49. A yeast strain that overexpresses any combination of at least 2, 3, 4, 5, 6, 7, 8, 9, 10, 11, 12, 13, or all 14 genes listed in Table 5, or genes with one or more substantially similar or redundant biological/biochemical activities or functions.

50. A genetically modified yeast strain that, when cultured in a culture medium containing an elevated level of ethanol, achieves a cell density at least 4 times as great as a wild type strain cultured in the culture medium containing an elevated level of ethanol.

51. The genetically modified yeast strain of claim 50, wherein the strain achieves a cell density between 4-5 times as great as a wild type strain.

52. The genetically modified yeast strain of claim 50, wherein the elevated level of ethanol is at least about 5%.

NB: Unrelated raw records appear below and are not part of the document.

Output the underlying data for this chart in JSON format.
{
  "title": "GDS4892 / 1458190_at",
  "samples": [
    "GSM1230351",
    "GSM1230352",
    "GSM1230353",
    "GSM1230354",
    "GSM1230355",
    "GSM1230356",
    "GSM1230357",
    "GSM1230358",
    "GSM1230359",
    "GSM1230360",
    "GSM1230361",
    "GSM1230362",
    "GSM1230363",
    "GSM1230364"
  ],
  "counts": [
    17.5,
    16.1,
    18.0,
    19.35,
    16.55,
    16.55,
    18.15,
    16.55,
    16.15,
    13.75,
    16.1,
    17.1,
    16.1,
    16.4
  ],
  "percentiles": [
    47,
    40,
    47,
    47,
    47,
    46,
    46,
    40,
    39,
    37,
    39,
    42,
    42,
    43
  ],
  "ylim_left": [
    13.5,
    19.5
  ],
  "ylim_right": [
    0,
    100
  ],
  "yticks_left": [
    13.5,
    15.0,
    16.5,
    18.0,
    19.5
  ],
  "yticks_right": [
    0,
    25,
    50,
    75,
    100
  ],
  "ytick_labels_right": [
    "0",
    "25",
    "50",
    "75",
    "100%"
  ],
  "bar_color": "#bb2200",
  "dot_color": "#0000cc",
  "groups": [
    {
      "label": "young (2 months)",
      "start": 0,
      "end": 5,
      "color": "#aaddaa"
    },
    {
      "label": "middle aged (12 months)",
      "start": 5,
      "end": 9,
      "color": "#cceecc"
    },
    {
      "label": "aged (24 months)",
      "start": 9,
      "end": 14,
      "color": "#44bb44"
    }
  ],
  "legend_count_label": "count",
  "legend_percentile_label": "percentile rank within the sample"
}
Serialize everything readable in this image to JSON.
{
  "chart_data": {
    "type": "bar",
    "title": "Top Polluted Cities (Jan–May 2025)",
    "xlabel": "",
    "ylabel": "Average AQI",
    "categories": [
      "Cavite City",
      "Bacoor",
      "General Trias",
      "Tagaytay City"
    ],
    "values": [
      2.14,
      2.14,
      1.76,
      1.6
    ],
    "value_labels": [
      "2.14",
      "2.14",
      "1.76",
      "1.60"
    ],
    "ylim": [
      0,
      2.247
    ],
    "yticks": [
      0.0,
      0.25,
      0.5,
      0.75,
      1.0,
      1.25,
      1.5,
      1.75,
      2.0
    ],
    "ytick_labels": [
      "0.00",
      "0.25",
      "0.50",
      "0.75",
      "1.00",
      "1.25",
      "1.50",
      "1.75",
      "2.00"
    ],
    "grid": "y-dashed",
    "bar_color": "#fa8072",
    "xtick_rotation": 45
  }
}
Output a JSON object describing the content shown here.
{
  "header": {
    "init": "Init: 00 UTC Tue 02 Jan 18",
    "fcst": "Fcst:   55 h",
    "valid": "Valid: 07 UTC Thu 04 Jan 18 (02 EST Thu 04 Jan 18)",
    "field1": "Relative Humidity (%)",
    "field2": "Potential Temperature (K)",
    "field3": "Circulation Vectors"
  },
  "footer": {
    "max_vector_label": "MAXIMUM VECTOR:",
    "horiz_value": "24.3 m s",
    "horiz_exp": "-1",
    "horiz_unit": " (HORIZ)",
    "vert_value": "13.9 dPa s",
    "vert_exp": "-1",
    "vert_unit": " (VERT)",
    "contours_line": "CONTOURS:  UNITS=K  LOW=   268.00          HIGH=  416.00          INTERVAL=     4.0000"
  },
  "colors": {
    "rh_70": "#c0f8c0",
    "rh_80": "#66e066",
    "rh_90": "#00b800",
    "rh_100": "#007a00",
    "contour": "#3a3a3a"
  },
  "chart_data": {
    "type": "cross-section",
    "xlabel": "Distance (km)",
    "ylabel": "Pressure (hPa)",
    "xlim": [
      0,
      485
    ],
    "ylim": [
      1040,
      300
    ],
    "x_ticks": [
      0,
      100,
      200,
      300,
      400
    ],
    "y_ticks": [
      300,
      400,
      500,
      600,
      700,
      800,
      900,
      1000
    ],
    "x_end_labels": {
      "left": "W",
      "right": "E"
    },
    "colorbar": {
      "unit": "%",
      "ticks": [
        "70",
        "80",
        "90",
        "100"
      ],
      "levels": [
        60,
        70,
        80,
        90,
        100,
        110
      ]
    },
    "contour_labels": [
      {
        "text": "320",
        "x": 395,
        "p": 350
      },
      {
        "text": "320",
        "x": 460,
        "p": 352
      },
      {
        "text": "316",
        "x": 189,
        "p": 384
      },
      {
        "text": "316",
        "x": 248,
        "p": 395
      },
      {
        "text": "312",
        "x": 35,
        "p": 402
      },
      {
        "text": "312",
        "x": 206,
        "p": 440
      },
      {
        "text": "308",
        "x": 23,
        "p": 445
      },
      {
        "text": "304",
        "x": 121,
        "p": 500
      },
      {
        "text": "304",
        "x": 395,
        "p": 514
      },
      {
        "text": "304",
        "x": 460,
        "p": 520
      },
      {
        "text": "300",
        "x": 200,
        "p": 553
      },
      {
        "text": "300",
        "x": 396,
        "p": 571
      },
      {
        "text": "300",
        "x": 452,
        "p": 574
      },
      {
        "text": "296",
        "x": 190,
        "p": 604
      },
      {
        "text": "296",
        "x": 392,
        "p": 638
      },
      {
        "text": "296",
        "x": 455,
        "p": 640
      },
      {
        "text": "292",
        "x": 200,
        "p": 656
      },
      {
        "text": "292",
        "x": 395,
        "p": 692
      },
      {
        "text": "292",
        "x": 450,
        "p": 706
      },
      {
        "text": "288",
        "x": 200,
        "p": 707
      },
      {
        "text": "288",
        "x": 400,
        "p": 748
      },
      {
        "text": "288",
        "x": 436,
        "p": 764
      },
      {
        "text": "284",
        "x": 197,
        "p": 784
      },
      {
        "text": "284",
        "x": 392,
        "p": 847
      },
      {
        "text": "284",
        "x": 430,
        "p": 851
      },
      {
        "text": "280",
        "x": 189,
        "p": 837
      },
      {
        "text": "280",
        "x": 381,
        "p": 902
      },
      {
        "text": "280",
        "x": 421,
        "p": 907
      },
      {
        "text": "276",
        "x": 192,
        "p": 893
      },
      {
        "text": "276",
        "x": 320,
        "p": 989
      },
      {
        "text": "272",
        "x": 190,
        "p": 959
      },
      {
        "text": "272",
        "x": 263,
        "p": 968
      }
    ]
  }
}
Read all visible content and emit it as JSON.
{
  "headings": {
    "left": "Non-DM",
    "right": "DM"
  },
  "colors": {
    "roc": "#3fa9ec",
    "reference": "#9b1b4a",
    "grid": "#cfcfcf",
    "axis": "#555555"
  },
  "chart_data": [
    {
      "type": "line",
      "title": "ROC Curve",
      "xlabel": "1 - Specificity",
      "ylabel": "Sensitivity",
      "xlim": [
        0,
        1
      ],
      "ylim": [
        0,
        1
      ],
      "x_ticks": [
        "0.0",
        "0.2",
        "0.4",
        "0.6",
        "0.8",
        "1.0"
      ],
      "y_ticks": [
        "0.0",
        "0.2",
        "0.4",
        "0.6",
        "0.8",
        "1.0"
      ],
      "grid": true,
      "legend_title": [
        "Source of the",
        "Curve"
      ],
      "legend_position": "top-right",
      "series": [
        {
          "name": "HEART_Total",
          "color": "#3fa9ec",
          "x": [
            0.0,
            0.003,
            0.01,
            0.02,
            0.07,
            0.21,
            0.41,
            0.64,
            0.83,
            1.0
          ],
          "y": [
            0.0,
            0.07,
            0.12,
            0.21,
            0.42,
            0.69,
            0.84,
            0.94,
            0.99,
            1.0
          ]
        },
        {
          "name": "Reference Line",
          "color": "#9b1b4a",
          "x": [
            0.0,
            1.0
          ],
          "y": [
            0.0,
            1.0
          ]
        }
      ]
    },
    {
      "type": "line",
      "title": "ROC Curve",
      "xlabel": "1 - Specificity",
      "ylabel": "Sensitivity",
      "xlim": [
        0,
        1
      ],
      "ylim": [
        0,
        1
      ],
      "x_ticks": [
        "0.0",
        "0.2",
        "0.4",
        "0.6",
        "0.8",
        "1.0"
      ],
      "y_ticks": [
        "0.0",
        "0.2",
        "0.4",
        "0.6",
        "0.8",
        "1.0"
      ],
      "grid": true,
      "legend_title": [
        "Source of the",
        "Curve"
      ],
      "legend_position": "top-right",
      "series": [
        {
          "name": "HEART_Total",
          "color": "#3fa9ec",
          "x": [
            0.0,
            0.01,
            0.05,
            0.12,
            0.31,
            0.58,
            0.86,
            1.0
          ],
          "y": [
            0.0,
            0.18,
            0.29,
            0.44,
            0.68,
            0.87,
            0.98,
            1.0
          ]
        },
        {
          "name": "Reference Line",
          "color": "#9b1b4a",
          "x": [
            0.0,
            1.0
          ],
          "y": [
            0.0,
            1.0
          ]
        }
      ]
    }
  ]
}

53. The genetically modified yeast strain of claim 50, wherein the elevated level of ethanol is at least about 6%.

54. The genetically modified yeast strain of claim 50-53, wherein the culture medium comprises one or more sugars at a concentration of at least about 20 g/L.

55. The genetically modified yeast strain of claim 54, wherein the one or more sugars are present at a concentration of at least about 60 g/L.

56. The genetically modified yeast strain of claim 55, wherein the one or more sugars are present at a concentration of at least about 100 g/L.

57. The genetically modified yeast strain of claim 56, wherein the one or more sugars are present at a concentration of at least about 120 g/L.